The DM of the LotFP game I play in has a special "late to the session" chart he rolls on in such cases. The results are mostly negative, but there are a couple of boons on the table as well.
I wrote up a mythical ancient Greece flavored 1d12 table of such mishaps, for use with Mazes & Minotaurs.
You were late, because...
- You caroused with a Dionysian thiasus. You gain one beastly feature (e.g. donkey ears, hooves, panther spots…).
- You played a game of knucklebones and lost 1d20% of your coins AND your clothes.
- You got caught between Scylla and Charybdis! Roll 1d6: even – you start the session at 1 hit point; odd – you start the session without your weapons and armor.
- You saved a Phoenician merchant from bandits. He gives you a beautiful golden bowl as a gift of gratitude and a token of free passage on any Phoenician ship.
- You met a Thessalian witch and she turned you into an animal. Roll 1d3: 1 – boar, 2 – singing bird, 3 – donkey. You spend 1 hour of game time in this shape, then you revert back to your original form.
- Turns out, you have a long-lost identical twin brother or sister. If you die during this session, the sibling takes your place.
- You were invited to a lion hunt. Make a Danger Evasion check. If you fail, one random limb (roll 1d4: 1 – left leg, 2 – right leg, 3 – left arm, 4 – right arm) is injured and cannot be used during this session. If you succeed, you get a fancy lion skin cape (+2 to Personal Charisma)!
- You bathed with a nymph. This session you get -2 to Athletic Prowess, Danger Evasion and Physical Vigor; but get +4 to Mystic Fortitude.
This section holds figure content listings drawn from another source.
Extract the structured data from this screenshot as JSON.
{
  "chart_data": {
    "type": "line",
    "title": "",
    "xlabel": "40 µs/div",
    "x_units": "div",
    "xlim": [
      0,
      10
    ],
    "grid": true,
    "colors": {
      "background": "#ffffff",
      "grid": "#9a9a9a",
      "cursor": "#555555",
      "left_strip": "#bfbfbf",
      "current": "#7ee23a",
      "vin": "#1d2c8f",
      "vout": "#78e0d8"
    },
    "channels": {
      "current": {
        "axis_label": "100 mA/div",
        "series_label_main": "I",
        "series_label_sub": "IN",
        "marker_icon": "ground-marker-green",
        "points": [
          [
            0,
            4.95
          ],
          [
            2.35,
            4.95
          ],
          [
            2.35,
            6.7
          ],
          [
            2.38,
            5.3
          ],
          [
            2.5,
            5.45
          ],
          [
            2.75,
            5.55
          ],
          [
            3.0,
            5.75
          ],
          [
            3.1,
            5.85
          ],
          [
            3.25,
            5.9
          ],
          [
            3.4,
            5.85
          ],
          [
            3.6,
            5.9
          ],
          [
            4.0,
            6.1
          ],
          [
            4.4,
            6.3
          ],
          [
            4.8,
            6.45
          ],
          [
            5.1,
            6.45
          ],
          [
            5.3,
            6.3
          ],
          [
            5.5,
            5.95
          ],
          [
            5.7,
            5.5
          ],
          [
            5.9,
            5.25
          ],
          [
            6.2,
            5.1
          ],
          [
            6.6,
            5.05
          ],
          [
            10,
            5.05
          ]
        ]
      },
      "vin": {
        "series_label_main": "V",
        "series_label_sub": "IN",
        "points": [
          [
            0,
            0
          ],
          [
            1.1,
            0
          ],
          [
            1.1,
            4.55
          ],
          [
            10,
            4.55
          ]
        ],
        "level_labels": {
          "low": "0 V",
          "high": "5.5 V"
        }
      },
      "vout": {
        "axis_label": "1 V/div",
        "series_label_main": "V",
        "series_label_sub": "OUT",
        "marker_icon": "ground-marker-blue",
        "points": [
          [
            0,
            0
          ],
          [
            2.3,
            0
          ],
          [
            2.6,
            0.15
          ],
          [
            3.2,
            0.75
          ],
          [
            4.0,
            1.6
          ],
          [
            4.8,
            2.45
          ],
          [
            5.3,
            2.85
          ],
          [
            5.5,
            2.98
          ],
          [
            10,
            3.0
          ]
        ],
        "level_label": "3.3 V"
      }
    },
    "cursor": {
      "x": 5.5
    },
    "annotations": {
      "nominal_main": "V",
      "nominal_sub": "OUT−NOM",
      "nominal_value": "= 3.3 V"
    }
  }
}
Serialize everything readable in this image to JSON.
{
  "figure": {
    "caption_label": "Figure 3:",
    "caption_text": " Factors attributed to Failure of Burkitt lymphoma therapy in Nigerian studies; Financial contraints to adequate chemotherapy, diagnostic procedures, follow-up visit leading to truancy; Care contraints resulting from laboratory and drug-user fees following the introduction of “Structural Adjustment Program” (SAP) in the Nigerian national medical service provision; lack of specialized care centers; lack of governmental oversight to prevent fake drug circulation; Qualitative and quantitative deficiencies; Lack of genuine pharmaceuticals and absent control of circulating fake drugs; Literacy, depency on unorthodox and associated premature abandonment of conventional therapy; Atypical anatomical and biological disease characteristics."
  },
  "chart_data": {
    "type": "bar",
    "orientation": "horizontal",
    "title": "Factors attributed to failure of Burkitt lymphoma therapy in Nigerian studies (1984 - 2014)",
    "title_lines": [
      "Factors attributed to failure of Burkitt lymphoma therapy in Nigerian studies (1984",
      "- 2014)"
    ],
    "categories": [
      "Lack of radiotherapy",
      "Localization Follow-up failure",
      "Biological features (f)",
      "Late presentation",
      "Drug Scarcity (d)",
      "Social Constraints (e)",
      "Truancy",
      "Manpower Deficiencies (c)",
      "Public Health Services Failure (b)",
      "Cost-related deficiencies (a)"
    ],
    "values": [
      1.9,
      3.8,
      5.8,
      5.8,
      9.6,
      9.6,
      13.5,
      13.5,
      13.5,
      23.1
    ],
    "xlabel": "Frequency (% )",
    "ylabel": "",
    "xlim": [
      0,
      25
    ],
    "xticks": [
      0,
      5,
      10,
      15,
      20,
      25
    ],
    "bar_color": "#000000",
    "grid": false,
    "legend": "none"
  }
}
- You ran into a celebrity (roll 1d10: 1 – Heracles, 2 – Theseus, 3 – Perseus, 4 – Bellerophon, 5 – Castor & Pollux, 6 – Jason, 7 – Odysseus, 8 – Atalanta, 9 – Medea, 10 – Lucy Lawless). This session you are -2 on Danger Evasion (because you are still star-struck and you can only think about the splendor of the hero). On the upside, you now have the celebrity’s autograph on a shard of pottery!
- You sat through a long performance of an epic poem! You were so charmed by the tale, that pickpockets easily stole all your coins and jewelry. However, you learn the weak point of the next mythic monster you encounter (granting you a one-time automatic hit, roll only to see if it’s a crit).
- You were abducted by the gods and had to serve wine during their feast. The ordeal leaves you extremely exhausted (cannot run or jump effectively this session, and a -2 to Athletic Prowess, Danger Evasion and Physical Vigor). For your servitude, they give you a small vial full of ambrosia (healing potion for 1d8 points). And perhaps you learn a piece of juicy gossip about the Olympians?
- You angered a priestess of Hecate and you are cursed. This session, your attack rolls count as fumbles on natural 1 and 2 (even if your Luck would otherwise negate fumbles!).